When the founders of Pupilpeople became parents two years ago, the graphic designers struggled to find quality toys for their baby boy. Disappointed with gimmicky, plasticky gadgets, unsafe and overly-instructive playthings, Sean Kelvin Khoo and Nicole Ong designed their own toys for little Elias instead.
This gave birth to OddBlocks, a set of eight cubes that each unpack into three curious objects. An off-kilter semi-circle, an asymmetrical rectangle and a trapezoid with a chewed-off top are just some of the 24 odd-shaped toys created to help children build from their imagination and discover new shapes and forms.
“A toy is meant to be played with, but a lot of times what we saw in the market was that the product became an educational tool,” explains Khoo. “It’s very Singaporean; everything must [be used to] train my child to be a genius… to be good at maths, good at physics…”
While agreeing that children learnt best through play, the young parents wanted to be less prescriptive in their designs. What started as an open-ended graphic puzzle turned into a three-dimensional product when their studio designer Kong Wen Da roped in industrial designer Jamie Yeo to help. The quartet came up with a sleek plastic prototype in less than half a year, but after testing it with Elias they realized its weight and sharp corners were inappropriate for children. Unlike the “cold” plastic, cork proved a lighter and more environmentally sustainable alternative. The designers were also delighted to discover this made the blocks ideal for printmaking.

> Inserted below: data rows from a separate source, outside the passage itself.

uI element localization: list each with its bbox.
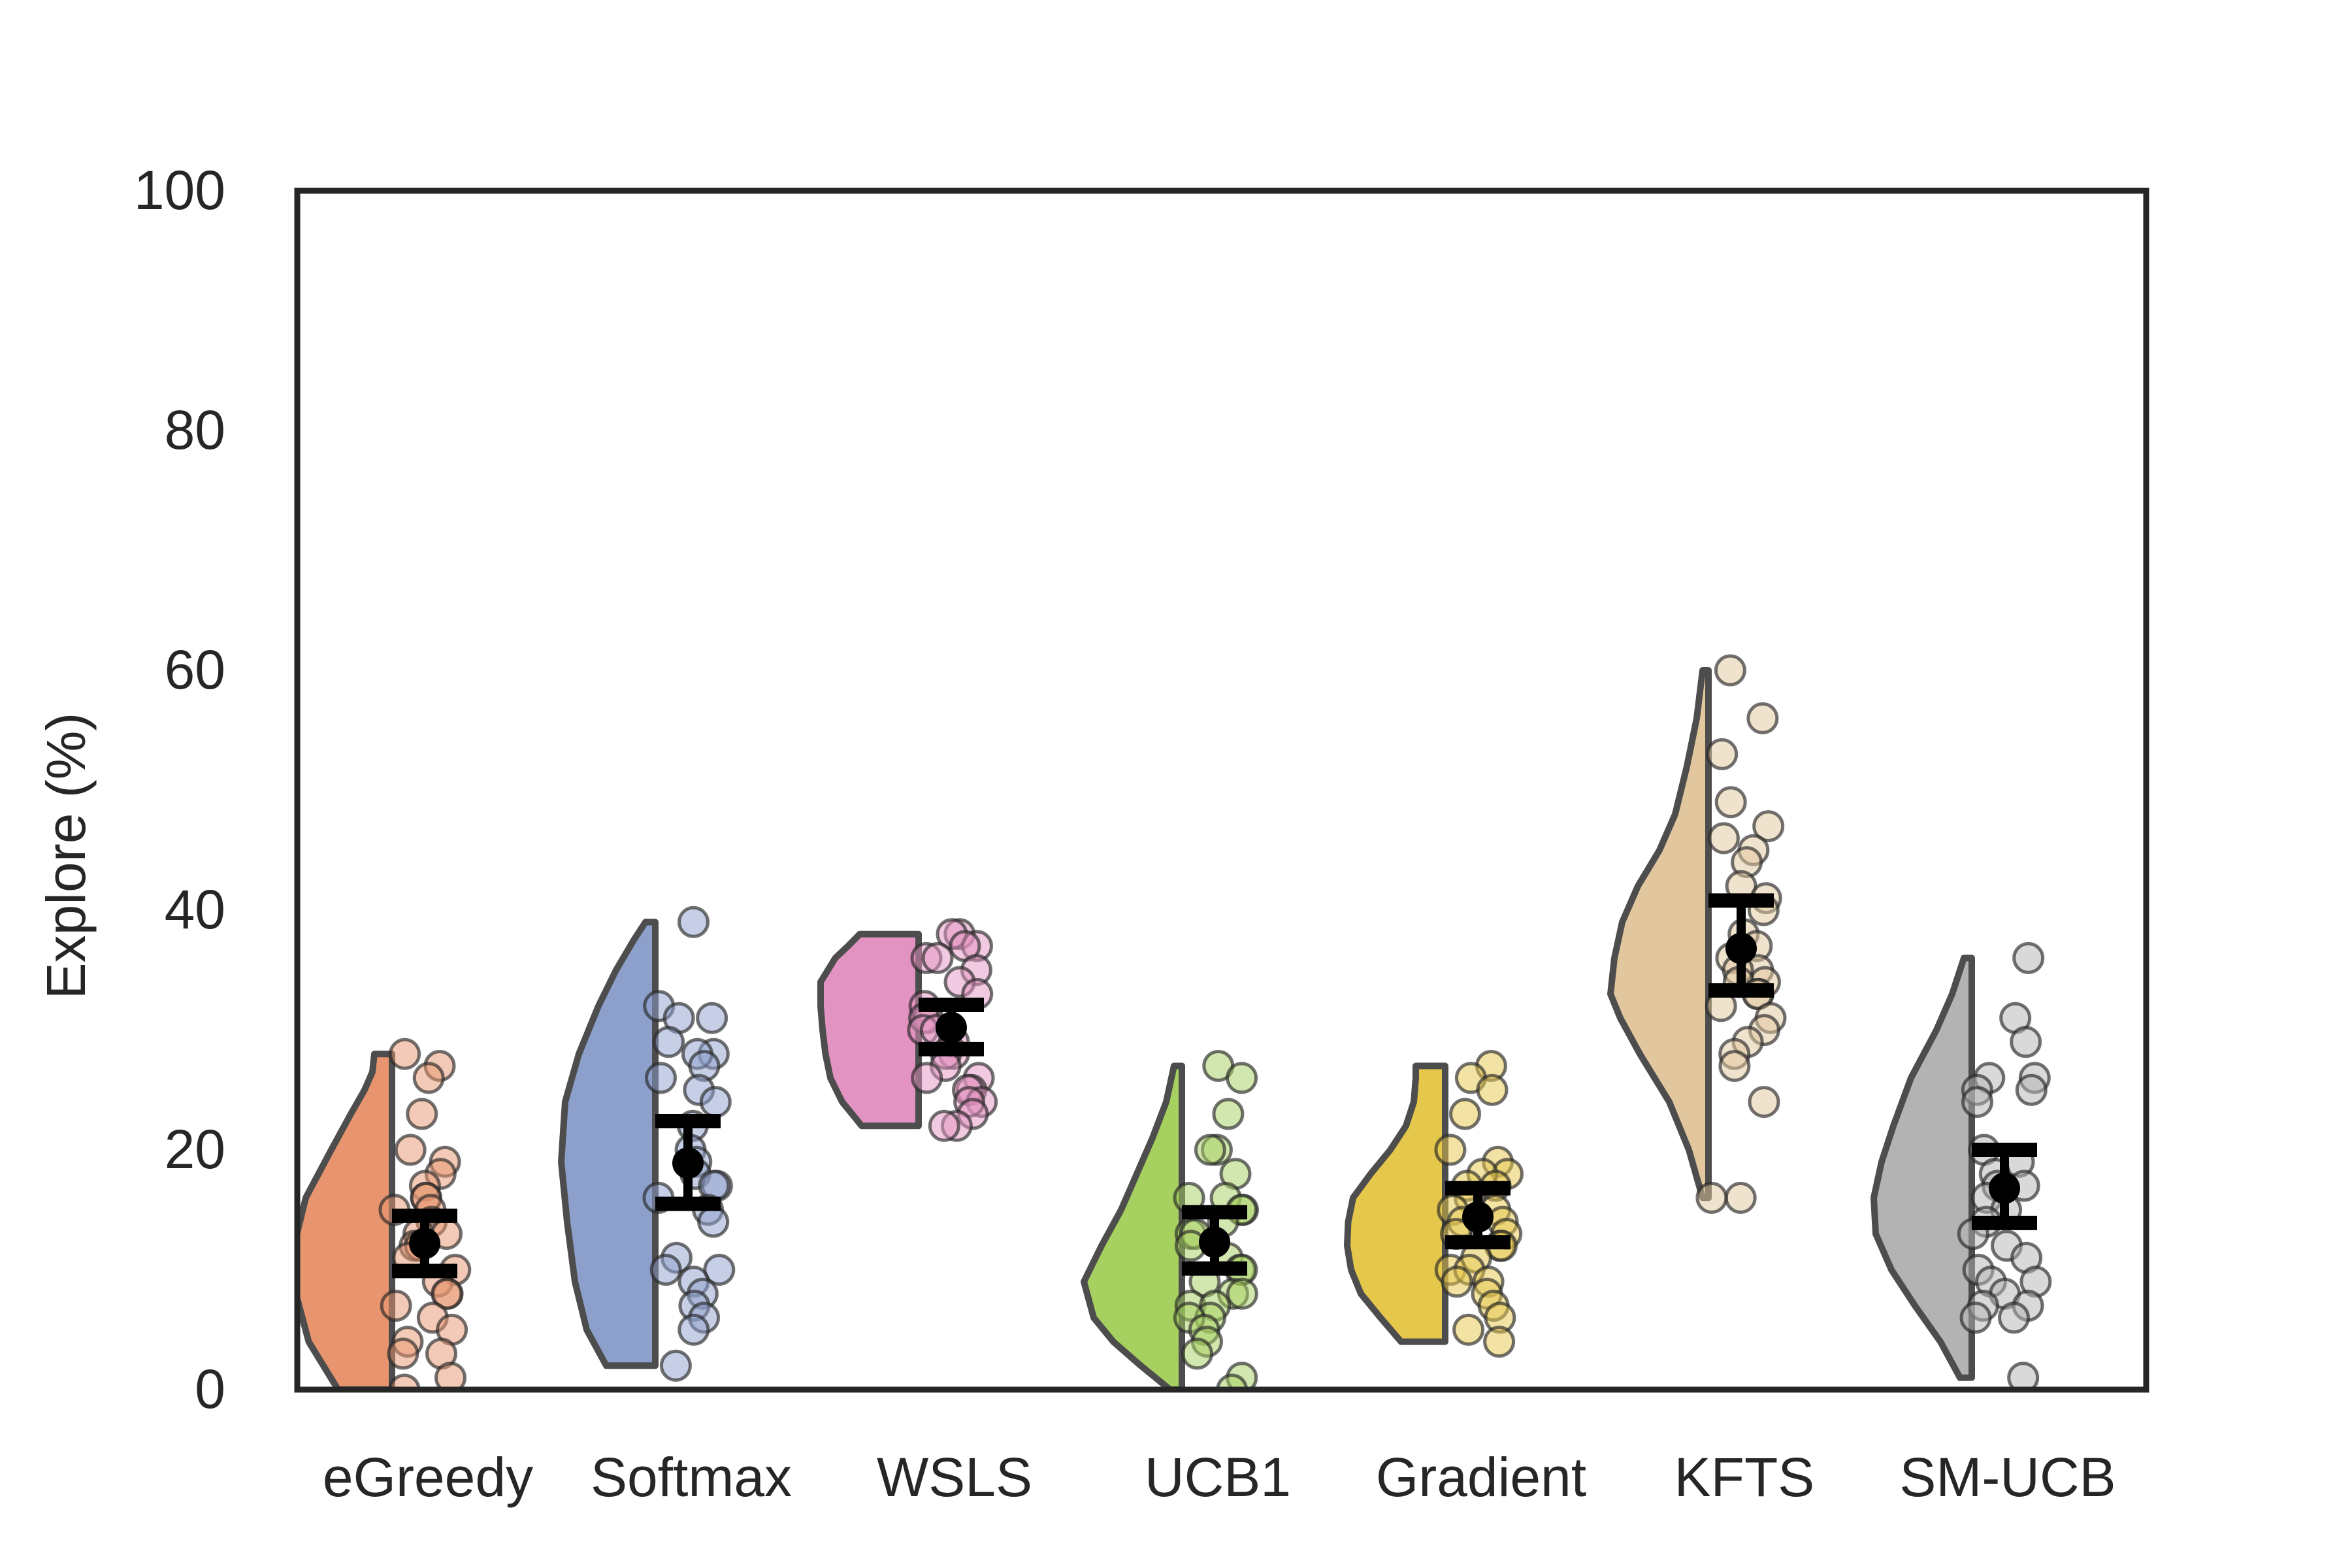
violin-gradient bbox=[1344, 1062, 1448, 1345]
mean-marker bbox=[936, 1011, 967, 1043]
data-point bbox=[696, 1002, 728, 1034]
data-point bbox=[1452, 1313, 1485, 1346]
data-point bbox=[659, 1349, 692, 1382]
data-point bbox=[388, 1373, 421, 1390]
data-point bbox=[1714, 786, 1747, 819]
data-point bbox=[2015, 1073, 2048, 1106]
violin-sm-ucb bbox=[1870, 955, 1975, 1381]
mean-marker bbox=[1725, 932, 1757, 964]
plot-area bbox=[297, 654, 2052, 1390]
plot-frame bbox=[294, 188, 2149, 1393]
data-point bbox=[1998, 1301, 2030, 1334]
data-point bbox=[649, 1254, 682, 1286]
data-point bbox=[1752, 810, 1785, 843]
data-point bbox=[1483, 1326, 1516, 1358]
data-point bbox=[412, 1062, 445, 1094]
data-point bbox=[1961, 1086, 1993, 1119]
data-point bbox=[1216, 1373, 1249, 1390]
y-tick-labels: 0 20 40 60 80 100 bbox=[134, 159, 225, 1420]
data-point bbox=[678, 906, 710, 938]
mean-marker bbox=[409, 1228, 440, 1260]
y-tick-label: 40 bbox=[165, 879, 225, 940]
group-sm-ucb bbox=[1870, 941, 2052, 1390]
data-point bbox=[1226, 1062, 1258, 1094]
data-point bbox=[389, 1037, 421, 1070]
group-softmax bbox=[558, 906, 736, 1382]
data-point bbox=[1181, 1337, 1213, 1370]
data-point bbox=[1476, 1073, 1509, 1106]
data-point bbox=[1226, 1277, 1258, 1310]
data-point bbox=[699, 1086, 732, 1119]
x-tick-label: SM-UCB bbox=[1899, 1446, 2115, 1508]
data-point bbox=[1706, 738, 1739, 770]
group-wsls bbox=[817, 918, 998, 1142]
x-tick-label: WSLS bbox=[877, 1446, 1032, 1508]
data-point bbox=[2012, 941, 2045, 974]
data-point bbox=[678, 1313, 710, 1346]
violin-egreedy bbox=[297, 1051, 395, 1390]
mean-marker bbox=[1989, 1172, 2020, 1204]
data-point bbox=[653, 1026, 685, 1058]
data-point bbox=[1449, 1098, 1481, 1130]
group-gradient bbox=[1344, 1050, 1524, 1358]
data-point bbox=[1695, 1181, 1728, 1214]
data-point bbox=[928, 1109, 960, 1142]
data-point bbox=[406, 1098, 438, 1130]
data-point bbox=[921, 941, 954, 974]
data-point bbox=[394, 1134, 427, 1166]
data-point bbox=[697, 1205, 730, 1238]
x-tick-labels: eGreedy Softmax WSLS UCB1 Gradient KFTS SM-UCB bbox=[323, 1446, 2116, 1508]
mean-marker bbox=[1199, 1226, 1230, 1258]
data-point bbox=[1707, 822, 1740, 855]
data-point bbox=[703, 1254, 736, 1286]
data-point bbox=[1441, 1266, 1473, 1298]
data-point bbox=[1959, 1301, 1992, 1334]
data-point bbox=[2007, 1362, 2040, 1390]
y-tick-label: 20 bbox=[165, 1119, 225, 1180]
group-ucb1 bbox=[1081, 1050, 1259, 1390]
data-point bbox=[1194, 1134, 1226, 1166]
data-point bbox=[1434, 1134, 1467, 1166]
y-tick-label: 80 bbox=[165, 399, 225, 461]
violin-wsls bbox=[817, 930, 922, 1130]
y-tick-label: 0 bbox=[195, 1358, 225, 1420]
x-tick-label: eGreedy bbox=[323, 1446, 533, 1508]
x-tick-label: KFTS bbox=[1674, 1446, 1815, 1508]
data-point bbox=[1718, 1050, 1751, 1082]
data-point bbox=[1748, 1086, 1780, 1119]
data-point bbox=[434, 1362, 466, 1390]
y-axis-label: Explore (%) bbox=[35, 713, 97, 1000]
data-point bbox=[1714, 654, 1746, 687]
group-egreedy bbox=[297, 1037, 472, 1390]
data-point bbox=[1724, 1181, 1757, 1214]
data-point bbox=[431, 1277, 463, 1310]
x-tick-label: Softmax bbox=[591, 1446, 792, 1508]
data-point bbox=[387, 1337, 419, 1370]
data-point bbox=[380, 1290, 412, 1322]
data-point bbox=[2010, 1026, 2042, 1058]
x-tick-label: UCB1 bbox=[1145, 1446, 1291, 1508]
data-point bbox=[1212, 1098, 1245, 1130]
y-tick-label: 60 bbox=[165, 639, 225, 700]
y-tick-label: 100 bbox=[134, 159, 225, 221]
x-tick-label: Gradient bbox=[1376, 1446, 1586, 1508]
violin-kfts bbox=[1607, 667, 1712, 1201]
violin-ucb1 bbox=[1081, 1062, 1185, 1390]
mean-marker bbox=[1462, 1201, 1494, 1233]
data-point bbox=[1746, 702, 1779, 734]
data-point bbox=[645, 1062, 677, 1094]
violin-softmax bbox=[558, 919, 659, 1369]
mean-marker bbox=[672, 1147, 704, 1179]
data-point bbox=[911, 1062, 943, 1094]
group-kfts bbox=[1607, 654, 1787, 1214]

Printmaking is just one of several functions that Pupilpeople have found for OddBlocks, and used workshops they conduct under their new initiative Why, O, Why! (w, o, w!), a design school for kids where the eight-year-old studio is developing more products and experiences to nurture creativity in children. For Ong, this is a baby step towards her dream of running a childcare center to address the lack of play and joy in learning among children in Singapore. Growing up, Ong hardly recalls playing, and was creatively stumped the first time she played Lego with Elias. “I was like, ‘Build what? What can I do with it?’” Watching her son have fun building whatever he imagined helped Ong learn that play could establish a sense of discovery. “Is it the children’s fault for not enjoying [what they do] or is it our fault for not exposing them enough to find what they love?” she asks.

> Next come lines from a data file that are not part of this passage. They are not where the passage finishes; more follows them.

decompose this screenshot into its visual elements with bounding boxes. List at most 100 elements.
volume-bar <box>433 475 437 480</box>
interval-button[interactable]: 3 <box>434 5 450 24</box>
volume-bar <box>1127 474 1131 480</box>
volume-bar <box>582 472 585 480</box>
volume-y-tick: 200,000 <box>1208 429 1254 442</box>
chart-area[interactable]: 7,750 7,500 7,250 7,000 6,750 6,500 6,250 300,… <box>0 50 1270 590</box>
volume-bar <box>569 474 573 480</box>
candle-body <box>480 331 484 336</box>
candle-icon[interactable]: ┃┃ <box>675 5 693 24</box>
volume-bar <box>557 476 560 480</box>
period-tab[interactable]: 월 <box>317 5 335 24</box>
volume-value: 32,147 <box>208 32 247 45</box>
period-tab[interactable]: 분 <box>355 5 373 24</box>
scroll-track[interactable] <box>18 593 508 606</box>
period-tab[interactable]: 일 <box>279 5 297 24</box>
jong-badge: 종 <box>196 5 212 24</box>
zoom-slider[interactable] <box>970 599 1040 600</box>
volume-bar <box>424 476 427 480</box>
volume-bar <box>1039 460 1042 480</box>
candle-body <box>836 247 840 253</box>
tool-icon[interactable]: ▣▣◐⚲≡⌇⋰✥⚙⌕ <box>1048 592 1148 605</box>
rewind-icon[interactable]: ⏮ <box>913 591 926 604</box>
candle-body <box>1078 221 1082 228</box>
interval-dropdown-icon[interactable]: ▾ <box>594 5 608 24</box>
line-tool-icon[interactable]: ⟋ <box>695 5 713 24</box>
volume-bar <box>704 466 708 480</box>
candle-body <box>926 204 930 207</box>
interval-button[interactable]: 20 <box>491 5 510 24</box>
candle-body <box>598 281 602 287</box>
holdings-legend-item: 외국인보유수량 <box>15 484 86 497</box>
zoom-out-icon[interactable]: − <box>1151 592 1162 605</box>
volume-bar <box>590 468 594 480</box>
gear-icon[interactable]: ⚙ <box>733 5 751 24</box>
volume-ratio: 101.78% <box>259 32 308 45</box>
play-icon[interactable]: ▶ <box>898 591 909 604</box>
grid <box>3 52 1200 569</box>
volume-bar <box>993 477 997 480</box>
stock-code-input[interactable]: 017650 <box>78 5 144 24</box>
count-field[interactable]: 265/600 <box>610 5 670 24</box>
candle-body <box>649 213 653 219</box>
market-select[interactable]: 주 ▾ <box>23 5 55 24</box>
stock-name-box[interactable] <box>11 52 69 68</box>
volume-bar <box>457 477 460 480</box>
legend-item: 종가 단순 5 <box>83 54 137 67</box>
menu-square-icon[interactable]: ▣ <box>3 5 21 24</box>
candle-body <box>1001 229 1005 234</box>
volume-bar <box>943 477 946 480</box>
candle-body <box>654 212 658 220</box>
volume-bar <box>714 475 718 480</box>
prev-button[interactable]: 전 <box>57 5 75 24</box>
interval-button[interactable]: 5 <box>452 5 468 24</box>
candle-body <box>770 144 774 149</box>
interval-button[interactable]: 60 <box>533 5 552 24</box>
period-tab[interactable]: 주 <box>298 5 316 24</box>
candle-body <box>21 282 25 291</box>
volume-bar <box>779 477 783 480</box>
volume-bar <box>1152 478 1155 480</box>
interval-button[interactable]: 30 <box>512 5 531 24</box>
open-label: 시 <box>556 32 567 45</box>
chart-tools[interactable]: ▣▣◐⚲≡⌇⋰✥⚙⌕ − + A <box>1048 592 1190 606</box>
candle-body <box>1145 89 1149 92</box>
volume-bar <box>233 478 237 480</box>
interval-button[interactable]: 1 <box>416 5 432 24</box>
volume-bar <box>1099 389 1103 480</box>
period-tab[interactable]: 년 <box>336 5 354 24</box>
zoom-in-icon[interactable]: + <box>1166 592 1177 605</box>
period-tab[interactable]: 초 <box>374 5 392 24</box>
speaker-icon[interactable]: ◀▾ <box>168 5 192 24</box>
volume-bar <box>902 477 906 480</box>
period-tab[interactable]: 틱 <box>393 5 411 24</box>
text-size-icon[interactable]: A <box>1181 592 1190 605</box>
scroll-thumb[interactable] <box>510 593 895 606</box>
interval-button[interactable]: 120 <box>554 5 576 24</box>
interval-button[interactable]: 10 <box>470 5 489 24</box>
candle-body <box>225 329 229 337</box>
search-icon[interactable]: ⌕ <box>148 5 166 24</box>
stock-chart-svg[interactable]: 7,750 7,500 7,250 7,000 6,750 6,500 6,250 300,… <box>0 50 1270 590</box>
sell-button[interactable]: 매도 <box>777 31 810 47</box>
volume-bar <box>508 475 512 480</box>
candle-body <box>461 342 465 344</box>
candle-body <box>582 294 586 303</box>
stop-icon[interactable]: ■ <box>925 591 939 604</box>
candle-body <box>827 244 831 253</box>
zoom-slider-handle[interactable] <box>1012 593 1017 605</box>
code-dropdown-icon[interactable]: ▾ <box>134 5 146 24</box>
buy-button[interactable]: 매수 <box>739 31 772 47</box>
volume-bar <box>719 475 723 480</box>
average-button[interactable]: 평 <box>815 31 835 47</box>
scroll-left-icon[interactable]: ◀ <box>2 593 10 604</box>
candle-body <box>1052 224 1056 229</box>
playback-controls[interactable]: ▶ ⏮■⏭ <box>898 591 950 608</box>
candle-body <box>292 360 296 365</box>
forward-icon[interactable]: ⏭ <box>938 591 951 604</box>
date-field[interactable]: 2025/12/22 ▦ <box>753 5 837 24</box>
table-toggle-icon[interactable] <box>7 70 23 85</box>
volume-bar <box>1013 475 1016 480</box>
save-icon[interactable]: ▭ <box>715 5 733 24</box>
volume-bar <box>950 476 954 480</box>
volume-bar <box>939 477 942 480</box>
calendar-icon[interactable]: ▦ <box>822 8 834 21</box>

This also explains Pupilpeople’s recent shift from client work to design education. Khoo discovered a love for teaching when he signed up to lecture part-time 2011. Three years later, the arrival of a Risograph printer in the studio enabled him to experiment with teaching outside of design school. Inspired by overseas initiatives such as the ad-hoc Parallel School, which focuses on art and design as a process, Khoo, Ong and their designer, Kong, founded Areas of Interest to conduct workshops based on the philosophy of “making as a way of thinking”. In one early class, they challenged participants to design and produce printed matter within the limitations of Risograph technology.
“We wanted to create a platform where people could do things that were not typically what we see as design output, and we were trying to challenge what design is,” he explains.

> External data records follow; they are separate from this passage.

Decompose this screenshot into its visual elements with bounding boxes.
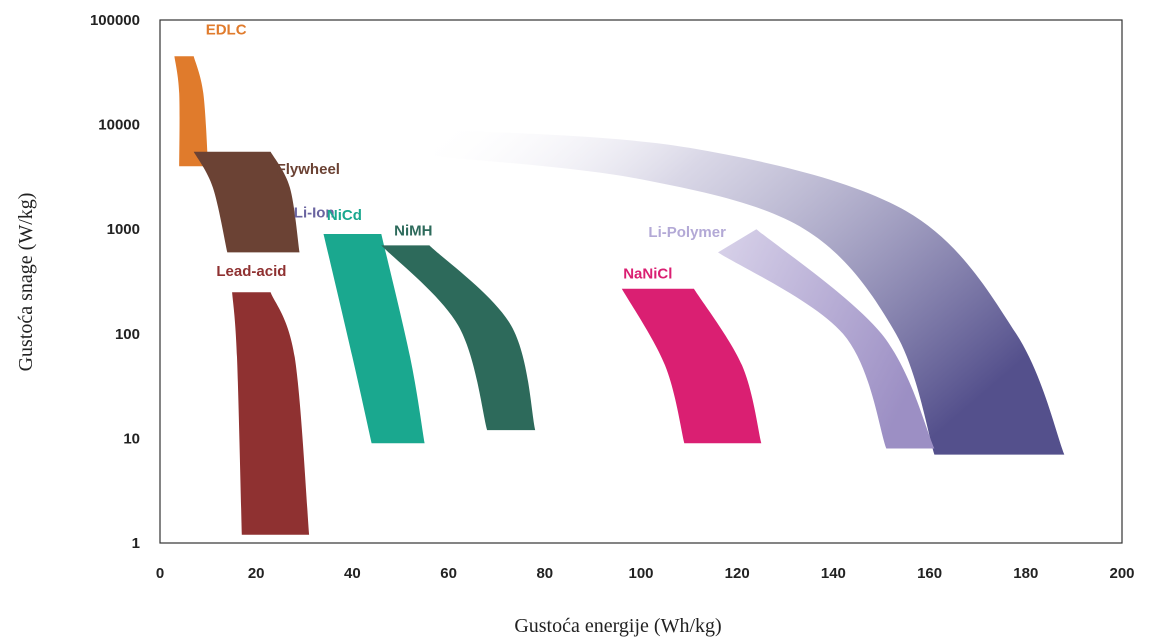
x-tick-label: 200 xyxy=(1109,565,1134,582)
x-tick-label: 60 xyxy=(440,565,457,582)
region-nicd xyxy=(323,234,425,444)
region-labels: Li-Ion Li-Polymer EDLC Flywheel Lead-acid NiC… xyxy=(206,21,726,282)
region-flywheel xyxy=(193,151,300,253)
y-tick-label: 1000 xyxy=(107,221,140,238)
label-flywheel: Flywheel xyxy=(277,161,340,178)
x-tick-label: 100 xyxy=(628,565,653,582)
label-nimh: NiMH xyxy=(394,222,432,239)
x-axis-title: Gustoća energije (Wh/kg) xyxy=(514,615,721,637)
y-tick-label: 10 xyxy=(123,430,140,447)
y-tick-label: 10000 xyxy=(98,117,140,134)
region-edlc xyxy=(174,56,209,167)
x-tick-label: 140 xyxy=(821,565,846,582)
region-li-polymer xyxy=(718,229,935,449)
y-tick-label: 100000 xyxy=(90,12,140,29)
y-tick-label: 100 xyxy=(115,326,140,343)
y-axis-ticks: 1 10 100 1000 10000 100000 xyxy=(90,12,140,552)
x-tick-label: 0 xyxy=(156,565,164,582)
label-nicd: NiCd xyxy=(327,207,362,224)
label-edlc: EDLC xyxy=(206,21,247,38)
label-nanicl: NaNiCl xyxy=(623,266,672,283)
y-axis-title: Gustoća snage (W/kg) xyxy=(15,193,37,372)
region-nimh xyxy=(381,245,536,431)
y-tick-label: 1 xyxy=(132,535,140,552)
region-lead-acid xyxy=(232,292,310,535)
label-lead-acid: Lead-acid xyxy=(216,263,286,280)
x-tick-label: 160 xyxy=(917,565,942,582)
chart-regions xyxy=(174,56,1065,535)
x-tick-label: 80 xyxy=(536,565,553,582)
region-nanicl xyxy=(621,288,762,444)
x-tick-label: 120 xyxy=(725,565,750,582)
label-li-polymer: Li-Polymer xyxy=(648,224,726,241)
label-li-ion: Li-Ion xyxy=(294,204,335,221)
x-axis-ticks: 0 20 40 60 80 100 120 140 160 180 200 xyxy=(156,565,1135,582)
x-tick-label: 40 xyxy=(344,565,361,582)
x-tick-label: 20 xyxy=(248,565,265,582)
x-tick-label: 180 xyxy=(1013,565,1038,582)
region-li-ion xyxy=(434,129,1065,455)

From this year onwards, Khoo will be conducting his experiments on a large scale as a full-time lecturer at Singapore’s pioneering design college, Temasek Design School. While excited by the possibilities that lie ahead, Khoo refuses to tie himself down to a desired outcome and stresses how discovery will continue to be at the heart of both practising and teaching design.
“Design is a form of play,” he says. “Rather than a didactic way of teaching… trying to make clones of myself, I’m trying to discover each individual student’s unique disposition, their own individuality.”